Azure DevOps for Source Scanning


This configuration is appropriate for scanner modules for SAST scanning or SBOM inventory from source code.

Note: Even if the pipeline is configured to run the SBOM scanner on pull requests, the SBOM scanner does not collect components inventory on pull requests.

  - stage: Run Security Scanners
    variables:
      - group: boostsecurity
      - name: boostApiToken
        value: $[variables.BOOST_API_TOKEN]
      - name: isMainBranch
        value: $[eq(variables['Build.SourceBranch'], 'refs/heads/main')]
    jobs:
      - job:
        steps:
          - task: BoostSecurityScan@1
            inputs:
              apiToken: $(boostApiToken)
              registryModule: boostsecurityio/semgrep
          - task: BoostSecurityScan@1
            condition: eq(variables.isMainBranch, 'true')
            inputs:
              apiToken: $(boostApiToken)
              registryModule: boostsecurityio/trivy-sbom

Azure DevOps for scanning generated artifacts


This configuration is appropriate for scanner modules that scan generated artifacts from the build process.

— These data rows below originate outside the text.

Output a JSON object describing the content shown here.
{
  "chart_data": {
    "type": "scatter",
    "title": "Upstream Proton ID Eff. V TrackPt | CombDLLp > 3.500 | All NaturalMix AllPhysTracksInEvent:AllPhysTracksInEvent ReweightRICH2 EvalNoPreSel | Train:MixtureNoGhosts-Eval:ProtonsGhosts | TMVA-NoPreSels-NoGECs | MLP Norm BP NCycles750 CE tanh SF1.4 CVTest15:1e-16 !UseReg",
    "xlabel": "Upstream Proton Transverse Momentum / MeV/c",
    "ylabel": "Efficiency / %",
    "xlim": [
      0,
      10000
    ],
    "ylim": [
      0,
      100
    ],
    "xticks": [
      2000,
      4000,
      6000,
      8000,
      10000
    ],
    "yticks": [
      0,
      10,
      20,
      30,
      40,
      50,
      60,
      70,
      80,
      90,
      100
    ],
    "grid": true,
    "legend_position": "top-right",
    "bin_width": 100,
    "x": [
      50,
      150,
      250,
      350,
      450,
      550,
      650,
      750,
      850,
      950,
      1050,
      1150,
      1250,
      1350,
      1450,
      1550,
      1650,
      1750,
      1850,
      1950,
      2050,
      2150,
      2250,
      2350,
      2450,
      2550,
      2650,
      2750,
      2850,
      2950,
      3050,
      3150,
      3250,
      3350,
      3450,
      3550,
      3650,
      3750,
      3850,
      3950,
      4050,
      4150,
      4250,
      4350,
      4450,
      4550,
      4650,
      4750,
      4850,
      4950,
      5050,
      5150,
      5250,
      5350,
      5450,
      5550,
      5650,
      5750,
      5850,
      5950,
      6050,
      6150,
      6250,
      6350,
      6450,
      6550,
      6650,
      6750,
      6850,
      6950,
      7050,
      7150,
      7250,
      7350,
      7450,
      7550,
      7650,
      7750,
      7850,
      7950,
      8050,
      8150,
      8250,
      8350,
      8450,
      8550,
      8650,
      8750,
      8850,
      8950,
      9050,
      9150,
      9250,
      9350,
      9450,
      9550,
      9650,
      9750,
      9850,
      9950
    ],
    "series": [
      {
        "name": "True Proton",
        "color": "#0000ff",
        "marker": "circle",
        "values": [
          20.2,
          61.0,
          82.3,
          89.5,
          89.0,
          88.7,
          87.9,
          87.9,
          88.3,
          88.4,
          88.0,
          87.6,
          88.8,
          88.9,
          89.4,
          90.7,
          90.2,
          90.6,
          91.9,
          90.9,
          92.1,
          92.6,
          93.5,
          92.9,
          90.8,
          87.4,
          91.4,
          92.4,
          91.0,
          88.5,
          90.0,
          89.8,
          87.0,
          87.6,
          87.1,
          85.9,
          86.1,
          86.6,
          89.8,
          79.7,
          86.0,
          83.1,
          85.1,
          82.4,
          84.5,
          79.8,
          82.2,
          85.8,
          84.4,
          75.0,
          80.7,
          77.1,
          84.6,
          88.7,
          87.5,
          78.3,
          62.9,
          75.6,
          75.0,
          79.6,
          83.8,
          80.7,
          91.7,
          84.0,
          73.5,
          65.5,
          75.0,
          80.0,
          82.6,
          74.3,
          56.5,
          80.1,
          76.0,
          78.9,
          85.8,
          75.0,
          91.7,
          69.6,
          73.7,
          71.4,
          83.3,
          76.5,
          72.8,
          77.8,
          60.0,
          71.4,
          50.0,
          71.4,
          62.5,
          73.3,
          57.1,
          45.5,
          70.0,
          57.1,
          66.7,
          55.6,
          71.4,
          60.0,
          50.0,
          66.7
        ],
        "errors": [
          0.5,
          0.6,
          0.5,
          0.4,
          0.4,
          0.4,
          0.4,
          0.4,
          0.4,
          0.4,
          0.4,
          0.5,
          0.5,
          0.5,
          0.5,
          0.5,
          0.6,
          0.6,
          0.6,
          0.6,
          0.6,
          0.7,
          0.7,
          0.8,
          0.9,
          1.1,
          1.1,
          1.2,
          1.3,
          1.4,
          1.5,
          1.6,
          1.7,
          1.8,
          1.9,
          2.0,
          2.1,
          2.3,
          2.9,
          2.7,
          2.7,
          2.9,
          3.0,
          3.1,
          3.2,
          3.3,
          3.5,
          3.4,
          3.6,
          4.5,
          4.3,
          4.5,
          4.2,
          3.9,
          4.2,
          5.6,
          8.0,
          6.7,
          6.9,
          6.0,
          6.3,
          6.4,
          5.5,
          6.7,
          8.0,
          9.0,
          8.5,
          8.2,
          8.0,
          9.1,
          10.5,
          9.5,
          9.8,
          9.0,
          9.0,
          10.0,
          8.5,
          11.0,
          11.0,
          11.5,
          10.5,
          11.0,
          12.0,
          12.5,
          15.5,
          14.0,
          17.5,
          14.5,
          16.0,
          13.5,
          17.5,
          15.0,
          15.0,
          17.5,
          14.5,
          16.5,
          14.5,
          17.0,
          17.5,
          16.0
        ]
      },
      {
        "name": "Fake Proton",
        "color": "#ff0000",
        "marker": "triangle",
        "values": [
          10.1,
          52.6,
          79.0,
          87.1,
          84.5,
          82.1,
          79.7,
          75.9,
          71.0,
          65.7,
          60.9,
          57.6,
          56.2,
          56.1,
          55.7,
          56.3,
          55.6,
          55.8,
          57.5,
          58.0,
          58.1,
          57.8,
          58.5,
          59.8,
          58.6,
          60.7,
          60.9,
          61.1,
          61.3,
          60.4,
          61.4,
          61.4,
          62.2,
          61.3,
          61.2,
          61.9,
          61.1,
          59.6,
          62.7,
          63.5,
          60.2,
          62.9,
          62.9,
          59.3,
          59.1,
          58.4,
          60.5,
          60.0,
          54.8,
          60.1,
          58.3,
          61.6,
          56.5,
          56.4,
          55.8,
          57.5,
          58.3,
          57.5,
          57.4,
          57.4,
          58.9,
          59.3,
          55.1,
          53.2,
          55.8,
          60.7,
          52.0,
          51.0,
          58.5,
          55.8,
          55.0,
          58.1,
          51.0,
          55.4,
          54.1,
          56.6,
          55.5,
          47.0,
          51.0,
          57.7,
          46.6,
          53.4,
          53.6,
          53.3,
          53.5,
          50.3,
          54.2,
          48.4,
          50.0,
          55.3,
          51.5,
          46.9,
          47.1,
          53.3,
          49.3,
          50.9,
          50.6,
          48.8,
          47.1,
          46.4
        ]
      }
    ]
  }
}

For example, for scanner modules generating SBOM from container images or scanning for vulnerabilities, the container image needs to be generated first.

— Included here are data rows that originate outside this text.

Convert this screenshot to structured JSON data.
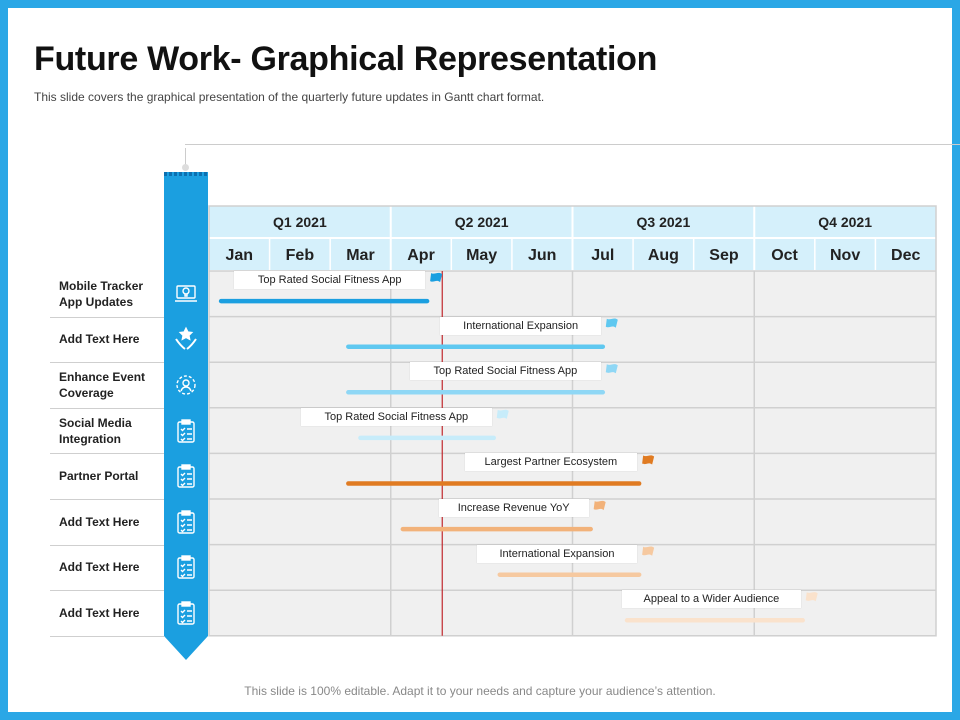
{
  "title": "Future Work- Graphical Representation",
  "subtitle": "This slide covers the graphical presentation of the quarterly future updates in Gantt chart format.",
  "footer": "This slide is 100% editable. Adapt it to your needs and capture your audience’s attention.",
  "colors": {
    "frame": "#2aa7e6",
    "strip": "#1b9fe0",
    "header_bg": "#d5f0fb",
    "grid_bg": "#f0f0f0",
    "today_line": "#c0282d"
  },
  "quarters": [
    "Q1 2021",
    "Q2 2021",
    "Q3 2021",
    "Q4 2021"
  ],
  "months": [
    "Jan",
    "Feb",
    "Mar",
    "Apr",
    "May",
    "Jun",
    "Jul",
    "Aug",
    "Sep",
    "Oct",
    "Nov",
    "Dec"
  ],
  "chart_data": {
    "type": "gantt",
    "today_marker_month": 3.85,
    "tasks": [
      {
        "row": "Mobile Tracker App Updates",
        "icon": "laptop-bulb-icon",
        "label": "Top Rated Social Fitness App",
        "start": 0.2,
        "end": 3.6,
        "color": "#1b9fe0",
        "flag_color": "#1b9fe0"
      },
      {
        "row": "Add Text Here",
        "icon": "hands-star-icon",
        "label": "International Expansion",
        "start": 2.3,
        "end": 6.5,
        "color": "#5fc8f0",
        "flag_color": "#5fc8f0"
      },
      {
        "row": "Enhance Event Coverage",
        "icon": "gear-person-icon",
        "label": "Top Rated Social Fitness App",
        "start": 2.3,
        "end": 6.5,
        "color": "#8fd7f5",
        "flag_color": "#8fd7f5"
      },
      {
        "row": "Social Media Integration",
        "icon": "clipboard-icon",
        "label": "Top Rated Social Fitness App",
        "start": 2.5,
        "end": 4.7,
        "color": "#c7ecfa",
        "flag_color": "#c7ecfa"
      },
      {
        "row": "Partner Portal",
        "icon": "clipboard-icon",
        "label": "Largest Partner Ecosystem",
        "start": 2.3,
        "end": 7.1,
        "color": "#e07b22",
        "flag_color": "#e07b22"
      },
      {
        "row": "Add Text Here",
        "icon": "clipboard-icon",
        "label": "Increase Revenue YoY",
        "start": 3.2,
        "end": 6.3,
        "color": "#f2b27a",
        "flag_color": "#f2b27a"
      },
      {
        "row": "Add Text Here",
        "icon": "clipboard-icon",
        "label": "International Expansion",
        "start": 4.8,
        "end": 7.1,
        "color": "#f6c9a0",
        "flag_color": "#f6c9a0"
      },
      {
        "row": "Add Text Here",
        "icon": "clipboard-icon",
        "label": "Appeal to a Wider Audience",
        "start": 6.9,
        "end": 9.8,
        "color": "#fae2cc",
        "flag_color": "#fae2cc"
      }
    ]
  },
  "rows": [
    {
      "label": "Mobile Tracker App Updates"
    },
    {
      "label": "Add Text Here"
    },
    {
      "label": "Enhance Event Coverage"
    },
    {
      "label": "Social Media Integration"
    },
    {
      "label": "Partner Portal"
    },
    {
      "label": "Add Text Here"
    },
    {
      "label": "Add Text Here"
    },
    {
      "label": "Add Text Here"
    }
  ]
}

Add the BoostSecurity scanner module-related stanza to your build pipeline, for example:

  - stage: Build Step
    variables:
      - group: boostsecurity
      - name: boostApiToken
        value: $[variables.BOOST_API_TOKEN]
    jobs:
      - job:
        steps:
          - task: Bash@3
            displayName: Build Image
            inputs:
              targetType: "inline"
              script: |
                docker build . -t acme-analytics
          - task: BoostSecurityScan@1
            env:
              BOOST_IMAGE_NAME: acme-analytics  # set image name to scan
            inputs:
              apiToken: $(boostApiToken)
              registryModule: boostsecurityio/trivy-image

In the example above, the container image name set in the environment variable BOOST_IMAGE_NAME is static. If your image name needs to be created dynamically, a step can be inserted prior to the scan step, to set the environment variable. i.e., replace.

  steps:
    - task: Bash@3
      displayName: Build Image
      inputs:
        targetType: "inline"
        script: |
          docker build . -t acme-analytics
    - task: BoostSecurityScan@1
      env:
        BOOST_IMAGE_NAME: acme-analytics  # set image name to scan
      inputs:
        apiToken: $(boostApiToken)
        registryModule: boostsecurityio/trivy-image
with
  steps:
    - task: Bash@3
      displayName: Build Image
      inputs:
        targetType: "inline"
        script: |
          docker build . -t acme-analytics
          echo "##vso[task.setvariable variable=BOOST_IMAGE_NAME]my_image_name_and_tag"
    - task: BoostSecurityScan@1
      inputs:
        apiToken: $(boostApiToken)
        registryModule: boostsecurityio/trivy-image

Note

The task.setvariable step setting the environment variable and the key env removed from step BoostSecurityScan.